Multiple time frames are a sequence of time frames joined together in order
to describe changes in acoustic or speech organ conditions as time progresses.
A speech period, or pitch period is the time the glottis is open and the time
it is closed until the next glottal cycle begins, which include transitions
to unvoiced speech or to silence. A speech segment is a period of time of sounded
speech that is being processed using the methods herein. Glottal tissue includes
vocal fold tissue and surrounding tissue, and glottal open/close cycles are
the same as vocal fold open/close cycles. The word functional, as used herein,
means a mathematical function with both variables and symbolic parametercoefficients,
whereas the word function means a functional with defined numerical parameter-coefficients.

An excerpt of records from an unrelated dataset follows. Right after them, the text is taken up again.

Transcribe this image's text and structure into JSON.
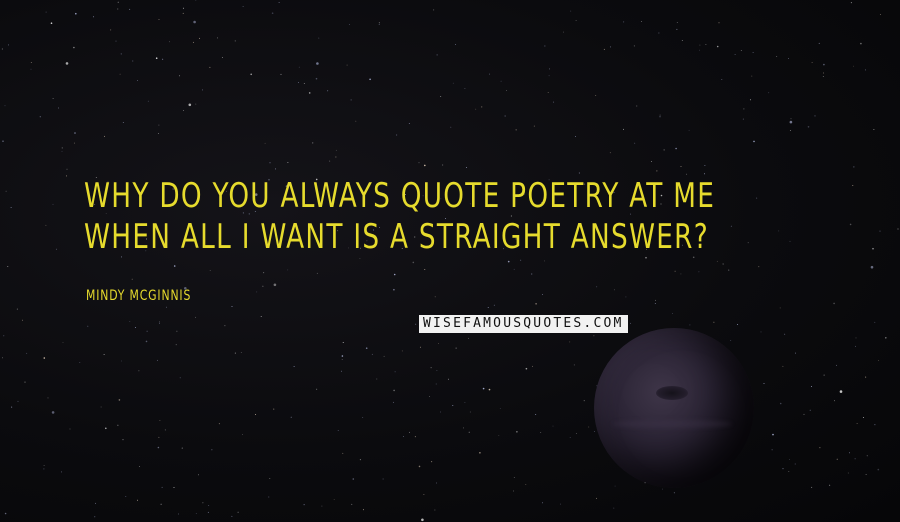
{
  "quote": {
    "text": "WHY DO YOU ALWAYS QUOTE POETRY AT ME WHEN ALL I WANT IS A STRAIGHT ANSWER?",
    "author": "MINDY MCGINNIS"
  },
  "watermark": {
    "text": "WISEFAMOUSQUOTES.COM"
  },
  "colors": {
    "quote_text": "#e6db2d",
    "background": "#0a0a0d",
    "planet": "#2c2536"
  }
}
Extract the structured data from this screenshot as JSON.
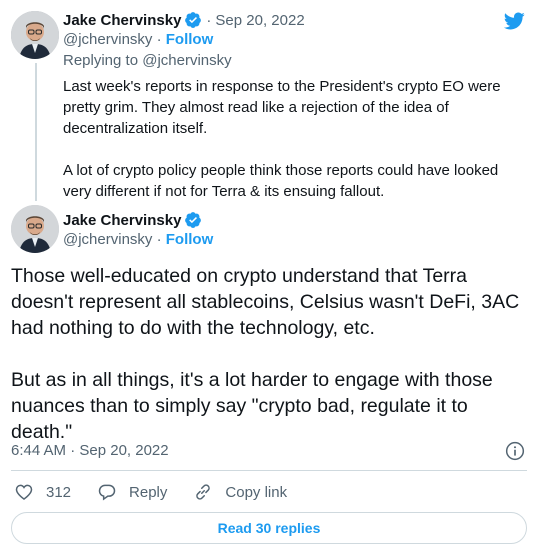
{
  "parent": {
    "display_name": "Jake Chervinsky",
    "date": "Sep 20, 2022",
    "handle": "@jchervinsky",
    "follow_label": "Follow",
    "replying_to": "Replying to @jchervinsky",
    "paragraphs": [
      "Last week's reports in response to the President's crypto EO were pretty grim. They almost read like a rejection of the idea of decentralization itself.",
      "A lot of crypto policy people think those reports could have looked very different if not for Terra & its ensuing fallout."
    ]
  },
  "main": {
    "display_name": "Jake Chervinsky",
    "handle": "@jchervinsky",
    "follow_label": "Follow",
    "paragraphs": [
      "Those well-educated on crypto understand that Terra doesn't represent all stablecoins, Celsius wasn't DeFi, 3AC had nothing to do with the technology, etc.",
      "But as in all things, it's a lot harder to engage with those nuances than to simply say \"crypto bad, regulate it to death.\""
    ],
    "timestamp": "6:44 AM · Sep 20, 2022"
  },
  "actions": {
    "like_count": "312",
    "reply_label": "Reply",
    "copy_link_label": "Copy link"
  },
  "read_replies_label": "Read 30 replies",
  "colors": {
    "accent": "#1d9bf0",
    "text": "#0f1419",
    "muted": "#536471",
    "border": "#cfd9de"
  },
  "icons": [
    "verified-badge-icon",
    "twitter-bird-icon",
    "info-icon",
    "heart-icon",
    "reply-icon",
    "link-icon"
  ]
}
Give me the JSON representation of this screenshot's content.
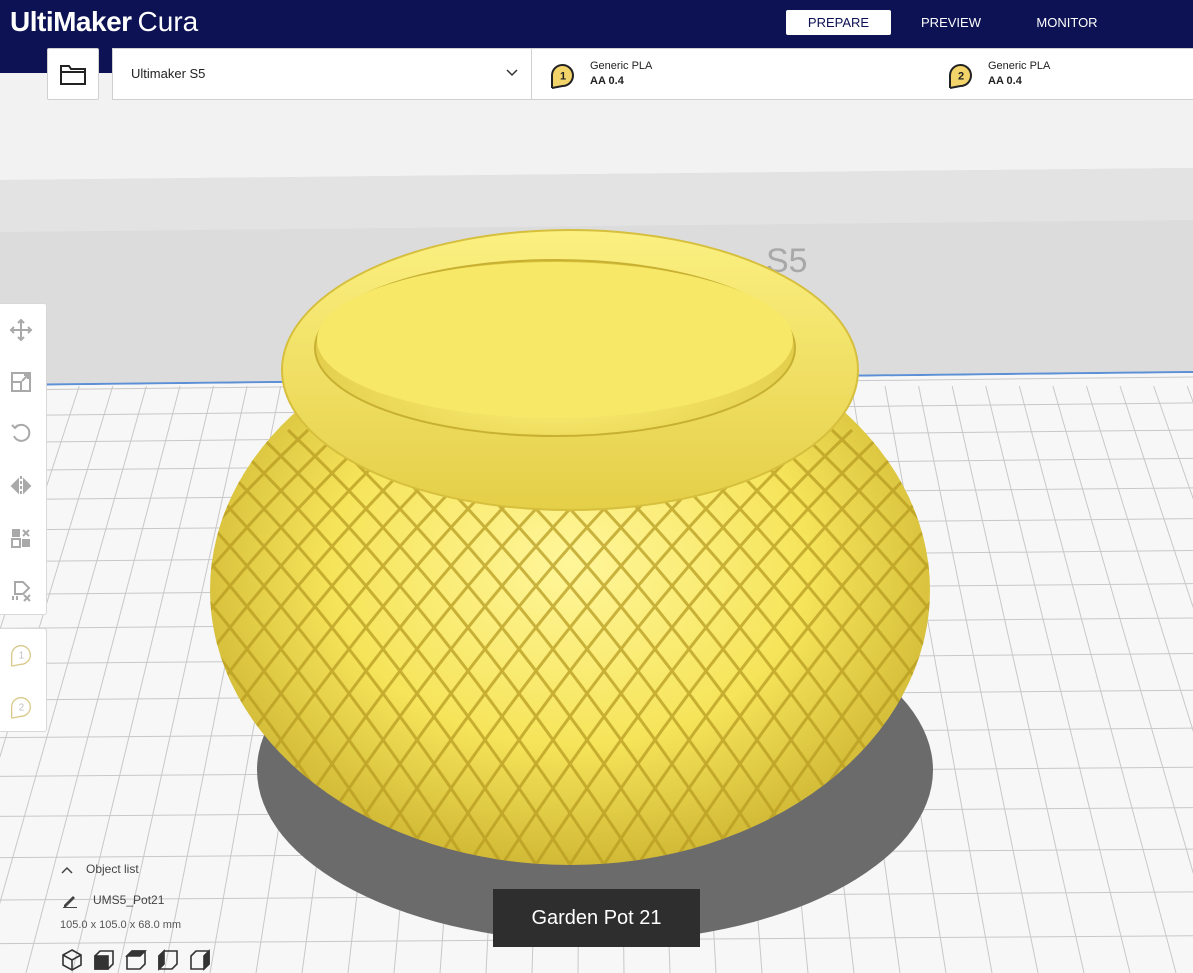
{
  "app": {
    "logo_bold": "UltiMaker",
    "logo_light": "Cura"
  },
  "stages": {
    "prepare": "PREPARE",
    "preview": "PREVIEW",
    "monitor": "MONITOR",
    "active": "PREPARE"
  },
  "printer": {
    "name": "Ultimaker S5"
  },
  "extruders": [
    {
      "number": "1",
      "material": "Generic PLA",
      "core": "AA 0.4"
    },
    {
      "number": "2",
      "material": "Generic PLA",
      "core": "AA 0.4"
    }
  ],
  "build_plate": {
    "label": "S5"
  },
  "tools": [
    {
      "icon": "move-icon"
    },
    {
      "icon": "scale-icon"
    },
    {
      "icon": "rotate-icon"
    },
    {
      "icon": "mirror-icon"
    },
    {
      "icon": "per-model-settings-icon"
    },
    {
      "icon": "support-blocker-icon"
    }
  ],
  "object_list": {
    "toggle_label": "Object list",
    "item_name": "UMS5_Pot21",
    "dimensions": "105.0 x 105.0 x 68.0 mm"
  },
  "view_buttons": [
    {
      "icon": "3d-view-icon"
    },
    {
      "icon": "front-view-icon"
    },
    {
      "icon": "top-view-icon"
    },
    {
      "icon": "left-view-icon"
    },
    {
      "icon": "right-view-icon"
    }
  ],
  "caption": "Garden Pot 21",
  "colors": {
    "header": "#0c1253",
    "model": "#f4e35a",
    "shadow": "#6b6b6b",
    "extruder_badge": "#f3d46a"
  }
}
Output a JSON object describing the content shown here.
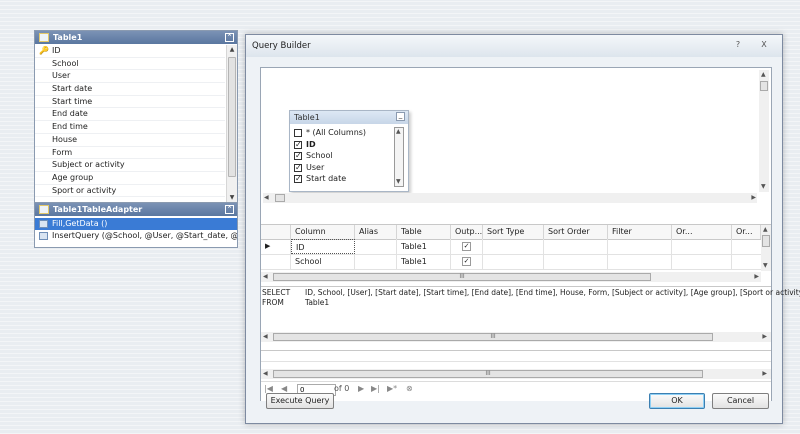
{
  "table_panel": {
    "title": "Table1",
    "columns": [
      "ID",
      "School",
      "User",
      "Start date",
      "Start time",
      "End date",
      "End time",
      "House",
      "Form",
      "Subject or activity",
      "Age group",
      "Sport or activity"
    ]
  },
  "adapter_panel": {
    "title": "Table1TableAdapter",
    "methods": [
      "Fill,GetData ()",
      "InsertQuery (@School, @User, @Start_date, @Sta..."
    ]
  },
  "dialog": {
    "title": "Query Builder",
    "help_label": "?",
    "close_label": "X",
    "diagram": {
      "table_title": "Table1",
      "items": [
        {
          "label": "* (All Columns)",
          "checked": false
        },
        {
          "label": "ID",
          "checked": true
        },
        {
          "label": "School",
          "checked": true
        },
        {
          "label": "User",
          "checked": true
        },
        {
          "label": "Start date",
          "checked": true
        }
      ]
    },
    "grid": {
      "headers": [
        "Column",
        "Alias",
        "Table",
        "Outp...",
        "Sort Type",
        "Sort Order",
        "Filter",
        "Or...",
        "Or..."
      ],
      "rows": [
        {
          "column": "ID",
          "alias": "",
          "table": "Table1",
          "output": true
        },
        {
          "column": "School",
          "alias": "",
          "table": "Table1",
          "output": true
        }
      ],
      "scroll_mark": "III"
    },
    "sql": {
      "select_kw": "SELECT",
      "select_text": "ID, School, [User], [Start date], [Start time], [End date], [End time], House, Form, [Subject or activity], [Age group], [Sport or activity]",
      "from_kw": "FROM",
      "from_text": "Table1"
    },
    "results": {
      "page_value": "0",
      "of_label": "of 0"
    },
    "buttons": {
      "execute": "Execute Query",
      "ok": "OK",
      "cancel": "Cancel"
    }
  }
}
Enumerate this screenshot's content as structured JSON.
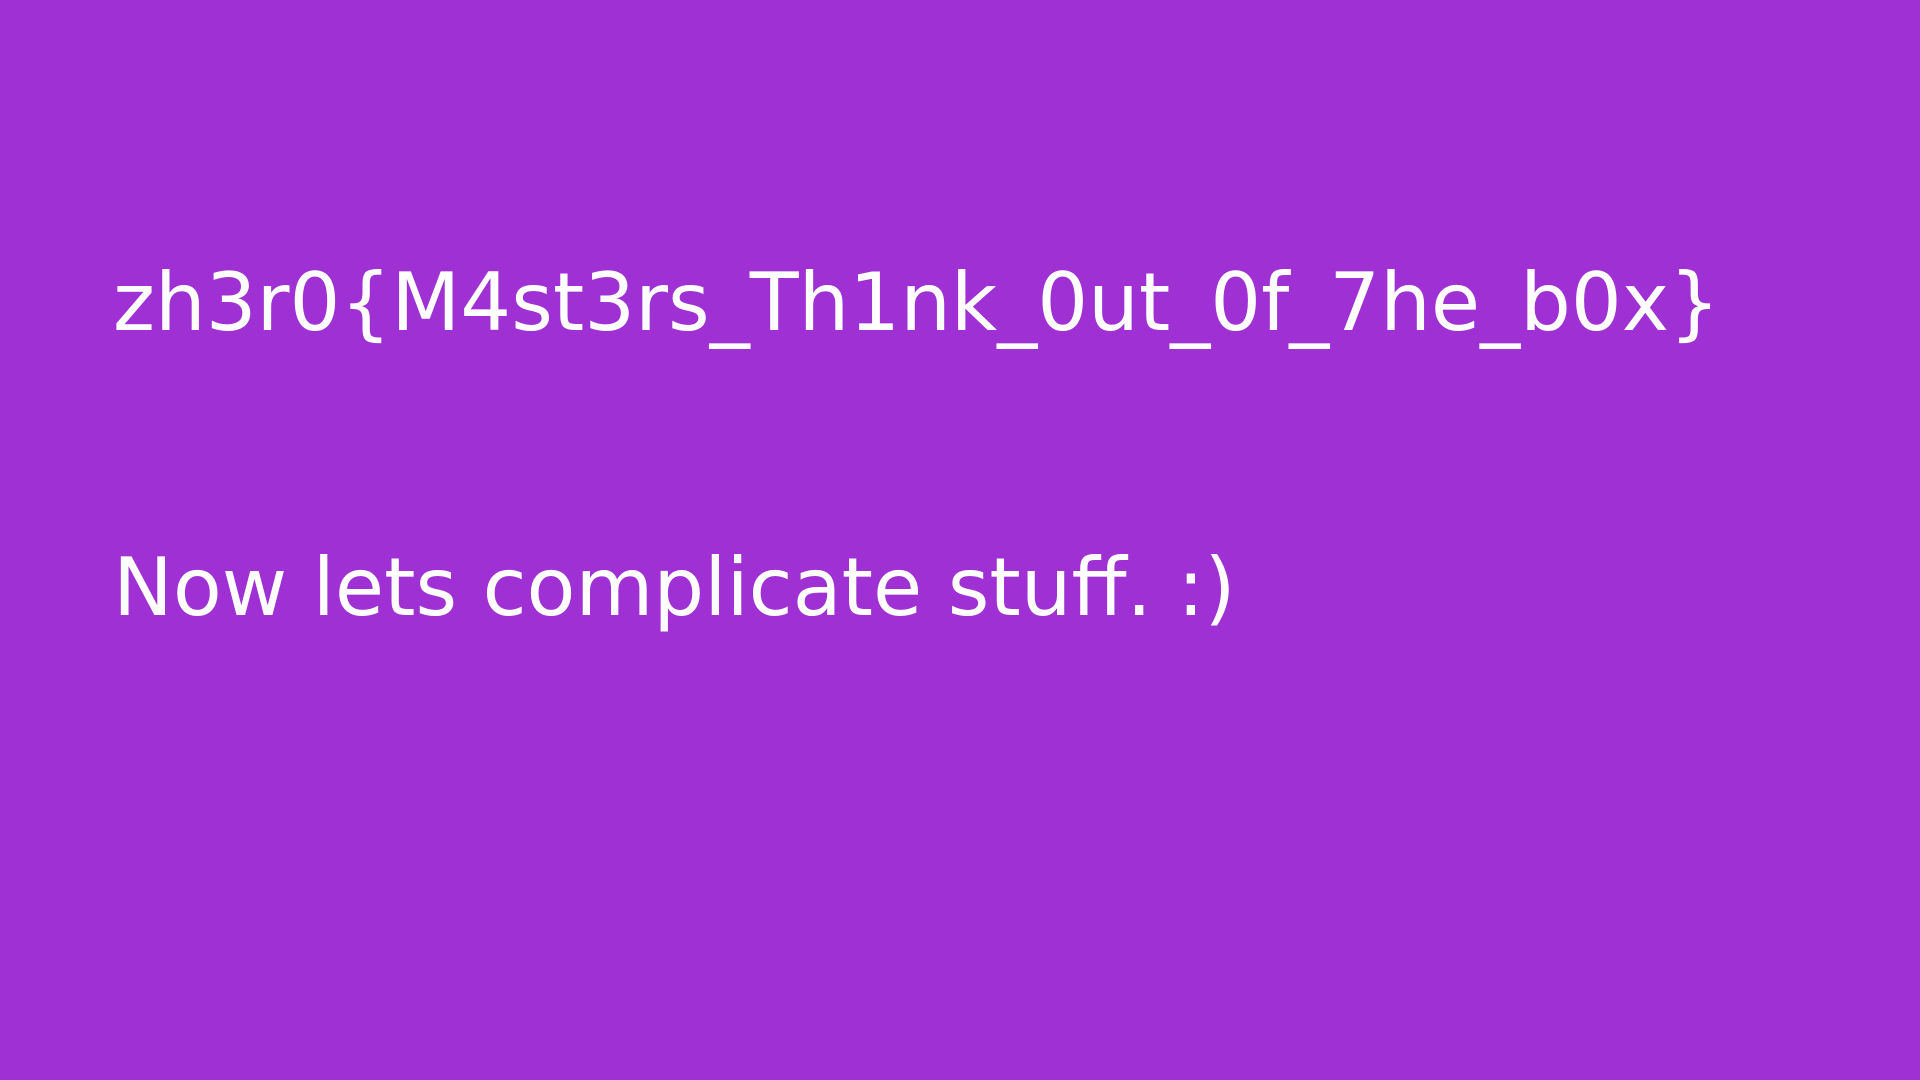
{
  "slide": {
    "background_color": "#9f30d4",
    "text_color": "#ffffff",
    "flag_text": "zh3r0{M4st3rs_Th1nk_0ut_0f_7he_b0x}",
    "message_text": "Now lets complicate stuff. :)"
  }
}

The present methods and apparatus work for all human speech sounds and languages,
as well as for animal sounds generated by vocal organ motions detectable by
EM sensors and processed as described. The examples are based on, but not limited
to American English speech.
1) EM Sensor Generator:
All configurations of EM wave generation and detection modules that meet the
requirements for frequency, timing, pulse format, tissue transmission, and power
(and safety) can be used. EM wave generators may be used which, when related
to the distance from the antenna(s), operate in the EM near-field mode (mostly
non-radiating), in the intermediate-EM-field mode where the EM wave is both
non-radiating and radiating, and in the radiating far-field mode (i.e. most
radars). EM waves in several wavelength-bands between <10.sup.8 to >10.sup.14
Hz can penetrate tissue and be used as described herein. A particular example
is a wide-band microwave EM generator impulse radar, radiating 2.5 GHz signals
and repeating its measurement at a 2 MHz pulse repetition rate, which penetrates
over 10 cm into the head or neck. Such units have been used with appropriate
algorithms to validate the methods. These units have been shown to be economical
and safe for routine human use. The speech coding experiments have been conducted
using EM wave transmit/receive units (i.e., impulse radars) in two different
configurations. In one configuration, glottal open-close information, together
with simultaneous acoustic speech information, was obtained using one microphone
and one radar unit. In a second set of experiments, three EM sensor units and
one acoustic unit were used. In addition, a particular method is described for
improving the accuracy of transmitting and receiving an electromagnetic wave
into the head and neck, for very high accuracy excitation function descriptions.
2) EM Sensor Detector:
Many different EM wave detector modes have been demonstrated for the purpose
of obtaining nonacoustic speech organ information. A multiple pulse, fixed-range-gate
reception system (i.e., field disturbance mode) has been used for vocal fold
motion and nearby tissue motion detection. Other techniques have been used to
determine the positions of other vocal organs to obtain added information on
the condition of the vocal tract. Many other systems are described in the radar
literature on EM wave detection, and can be employed.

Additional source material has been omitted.